Röhlig Logistics hat im Geschäftsjahr 2025 Rohertrag, Volumina und Sendungszahlen gesteigert und nach eigenen Angaben in allen Geschäftsbereichen Marktanteile gewonnen. Gleichzeitig sank das operative Ergebnis.
Der Rohertrag erhöhte sich von 229 auf 234 Millionen Euro. Die Sendungsanzahl wuchs um sechs Prozent. Wachstumstreiber waren insbesondere Australien, die USA, China sowie Südostasien mit Märkten wie Vietnam und Singapur.
Das EBIT lag bei 16 Millionen Euro und damit unter dem Vorjahr.
„Der leichte Ergebnisrückgang gegenüber dem Vorjahr ist Ausdruck gezielter Investitionen in unsere Zukunft“, sagt Philip W. Herwig, Managing Partner bei Röhlig Logistics.
Man habe bewusst in Mitarbeitende, den Ausbau des Netzwerks und digitale Produkte investiert. Zusätzlich belasteten inflationsbedingte Kostensteigerungen und Währungseffekte das Ergebnis.
Seefracht über Marktniveau
In der Seefracht entwickelte sich das FCL-Segment über Marktniveau, das LCL-Geschäft marktgerecht bis leicht darüber. Impulse kamen insbesondere von den Handelsrouten Asien–Europa und Asien–Ozeanien sowie aus Kernkundensegmenten wie Automotive und FMCG.

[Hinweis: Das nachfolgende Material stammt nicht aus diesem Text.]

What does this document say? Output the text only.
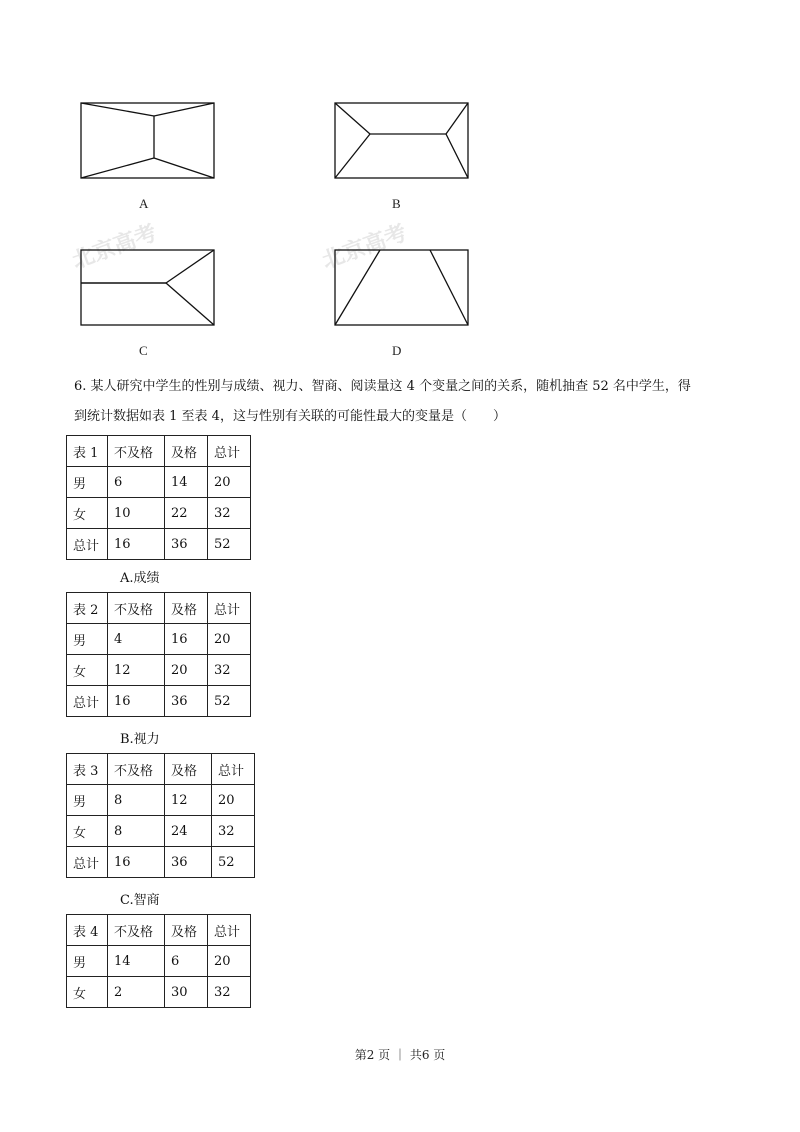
北京高考	北京高考
A	B
C	D
6. 某人研究中学生的性别与成绩、视力、智商、阅读量这 4 个变量之间的关系，随机抽查 52 名中学生，得
到统计数据如表 1 至表 4，这与性别有关联的可能性最大的变量是（　　）
表 1	不及格	及格	总计
男	6	14	20
女	10	22	32
总计	16	36	52
A.成绩
表 2	不及格	及格	总计
男	4	16	20
女	12	20	32
总计	16	36	52
B.视力
表 3	不及格	及格	总计
男	8	12	20
女	8	24	32
总计	16	36	52
C.智商
表 4	不及格	及格	总计
男	14	6	20
女	2	30	32
第2 页 ｜ 共6 页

Das Unternehmen verweist zudem auf eine disziplinierte Einkaufs- und Preisstrategie sowie eine stabile Kundenbasis als Stabilisierungsfaktoren in einem strukturell anspruchsvollen Marktumfeld.
Luftfracht mit mehr Aufträgen
In der Luftfracht verzeichnete Röhlig ein deutliches Auftragsplus. Das Wachstum resultierte laut Unternehmen vor allem aus einer signifikanten Steigerung der Orderzahlen sowie aus der Beteiligung an der OnBoard Gruppe.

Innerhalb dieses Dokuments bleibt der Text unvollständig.